Joint Enterprise (Significant Contribution) Bill Debate
Full Debate: Read Full DebateNigel Evans
Main Page: Nigel Evans (Conservative - Ribble Valley)Department Debates - View all Nigel Evans's debates with the Ministry of Justice
(10 months, 2 weeks ago)
Commons ChamberMy hon. Friend makes a very powerful point. Like her, I represent a constituency where, sadly, we do experience knife crime and death by knife crime. I always visit the families that are victims of knife crime to try to share their pain at what is a horrific experience.
I ask the Minister to recognise the importance of the issue and the burden of the argument that has been put forward by those of us who strongly support this Bill. I hope he will be prepared to have discussions with my hon. Friend the Member for Liverpool, Riverside and the promoters of the Bill to see whether it is necessary to table any amendments in Committee. I do not want to hear warm words that, at some indeterminate point in the indefinite future, there will be a proposal coming forward to deal with what we all acknowledge to be a wrong. We have been down too many cul-de-sacs before, and this is an opportunity. Let us take the opportunity to right a wrong in our criminal justice system.
On a point of order, Mr Deputy Speaker. What is going on? There is a feeling at the moment that junior Ministers will not take interventions, which is against the whole spirit of a Friday open debate. What is the matter? All I want to know is whether the Minister is content with the joint enterprise situation at the moment. Will he please tell the House that?
Order. It is the decision of the person who is on their feet as to whether or not they take an intervention. The Minister has decided not to.
On a point of order, Mr Deputy Speaker. I do not wish to drag you into the debate; I am simply requesting a procedural clarification.
The Minister has just said that the Government are unable to support the Bill in its current form. In other words, they are not supporting it today. It is procedurally correct, is it not, that the Government could allow Second Reading and then delay any Committee proceedings until after the consultation on the Law Commission’s proposals and its examination of the issue overall, and amendments could then be tabled? If the Government fail to do that, it is difficult to see—unless they are committing themselves to introducing legislation—whether there is a serious or imminent proposal to reform the law in this instance.
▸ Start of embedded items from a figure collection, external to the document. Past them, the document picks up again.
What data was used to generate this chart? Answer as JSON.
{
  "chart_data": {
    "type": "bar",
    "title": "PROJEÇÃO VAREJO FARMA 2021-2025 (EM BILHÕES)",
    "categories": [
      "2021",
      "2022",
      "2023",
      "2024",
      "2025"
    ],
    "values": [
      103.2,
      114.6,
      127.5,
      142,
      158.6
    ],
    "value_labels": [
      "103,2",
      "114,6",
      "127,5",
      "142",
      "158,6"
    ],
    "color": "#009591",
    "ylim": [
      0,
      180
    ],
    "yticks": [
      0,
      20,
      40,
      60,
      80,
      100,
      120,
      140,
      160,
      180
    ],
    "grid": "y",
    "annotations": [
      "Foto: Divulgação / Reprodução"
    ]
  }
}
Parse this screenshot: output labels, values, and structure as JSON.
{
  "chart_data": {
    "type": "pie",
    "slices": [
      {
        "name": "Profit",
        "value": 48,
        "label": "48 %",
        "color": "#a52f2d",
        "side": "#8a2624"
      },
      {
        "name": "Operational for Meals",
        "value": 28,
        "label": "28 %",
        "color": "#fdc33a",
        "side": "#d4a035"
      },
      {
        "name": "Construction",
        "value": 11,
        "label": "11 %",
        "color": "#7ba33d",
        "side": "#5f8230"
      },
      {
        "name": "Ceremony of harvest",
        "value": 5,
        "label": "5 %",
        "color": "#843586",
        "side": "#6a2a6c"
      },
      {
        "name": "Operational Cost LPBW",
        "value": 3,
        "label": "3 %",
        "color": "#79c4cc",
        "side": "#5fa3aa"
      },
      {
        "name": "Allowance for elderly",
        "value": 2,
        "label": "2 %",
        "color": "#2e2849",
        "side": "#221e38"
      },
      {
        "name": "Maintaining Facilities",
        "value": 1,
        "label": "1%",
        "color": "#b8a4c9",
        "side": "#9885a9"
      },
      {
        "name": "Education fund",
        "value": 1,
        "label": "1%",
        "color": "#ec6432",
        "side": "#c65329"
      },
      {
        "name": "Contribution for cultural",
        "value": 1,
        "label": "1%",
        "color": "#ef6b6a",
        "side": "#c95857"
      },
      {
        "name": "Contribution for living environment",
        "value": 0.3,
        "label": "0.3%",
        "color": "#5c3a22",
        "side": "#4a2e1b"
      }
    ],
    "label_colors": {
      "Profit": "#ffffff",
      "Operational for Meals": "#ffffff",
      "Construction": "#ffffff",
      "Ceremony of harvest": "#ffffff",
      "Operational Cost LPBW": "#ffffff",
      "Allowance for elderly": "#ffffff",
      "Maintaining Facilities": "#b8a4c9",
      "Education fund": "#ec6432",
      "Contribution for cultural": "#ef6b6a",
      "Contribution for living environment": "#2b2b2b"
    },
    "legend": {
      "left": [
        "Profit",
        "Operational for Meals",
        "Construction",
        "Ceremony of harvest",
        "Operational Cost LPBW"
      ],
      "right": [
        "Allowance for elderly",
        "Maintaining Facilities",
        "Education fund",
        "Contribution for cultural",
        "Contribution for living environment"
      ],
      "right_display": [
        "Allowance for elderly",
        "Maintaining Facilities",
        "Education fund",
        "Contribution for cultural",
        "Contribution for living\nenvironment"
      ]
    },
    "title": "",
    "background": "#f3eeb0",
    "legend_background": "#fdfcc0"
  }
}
I just wish to clarify that, because a great many people watching the debate will be confused by the process that we are going through. The opportunity is still there for the Government to allow the Bill’s Second Reading, thus bringing forward a reform that they may well wish to support at a later stage.
The case that the right hon. Gentleman has just stated is correct procedurally, but after the Minister has finished his speech I will call Kim Johnson, with the leave of the House, to see what the Member in charge of the Bill wishes to do.
Thank you, Mr Deputy Speaker.
Section 8 of the 1861 Act is intrinsically linked with other inchoate offences such as those specified in sections 44 to 46 of the Serious Crime Act 2007: intentionally encouraging or assisting an offence, encouraging or assisting an offence believing it will be committed, and encouraging or assisting offences believing one or more will be committed. It is also linked to section 44(1) of the Magistrates’ Court Act 1980, which makes similar provision to that contained in section 8 of the 1861 Act, but in relation to summary only and triable either way offences.
Of key concern, however, is the fact that the proposed change to section 8 would place a requirement on the prosecution to identify the precise nature of a defendant’s role in aiding, abetting, procuring or counselling the commission of the crime committed in order to prove that the defendant had made a “significant contribution” —a threshold that does not currently need to be met. This change could lead to difficulties in securing a conviction and therefore bringing offenders to justice, even when there is significant evidence that the defendants did participate in the crime, simply owing to evidential difficulties in trying to establish the precise role that each party played—that is to say, whether they were a principal offender or an accessory—and how much weight should be given to those roles in terms of their “significant contribution”, which is not defined.
It is also unclear whether this change was actually intended, as the Government believe that the stated intention of the Bill is to clarify, and not to amend, the law on secondary liability. An additional concern is that no definition has been provided on what is to be determined by “significant contribution”. Without such a definition, that would mean that a perpetrator’s contribution to an offence could be determined differently, with the bar being either lower or higher depending on the assessment undertaken by the specific jury in question. In effect, there may be no real parity in such assessments, which in turn could lead to appeals on the basis of how a significant contribution to a crime has been assessed when compared with other such cases. That could result in an incoherent framework and would jeopardise the certainty of the law.
I am conscious of the time, Mr Deputy Speaker. I thank the hon. Member for Liverpool, Riverside again for her Bill, but the Government must oppose it for the reasons that I have outlined.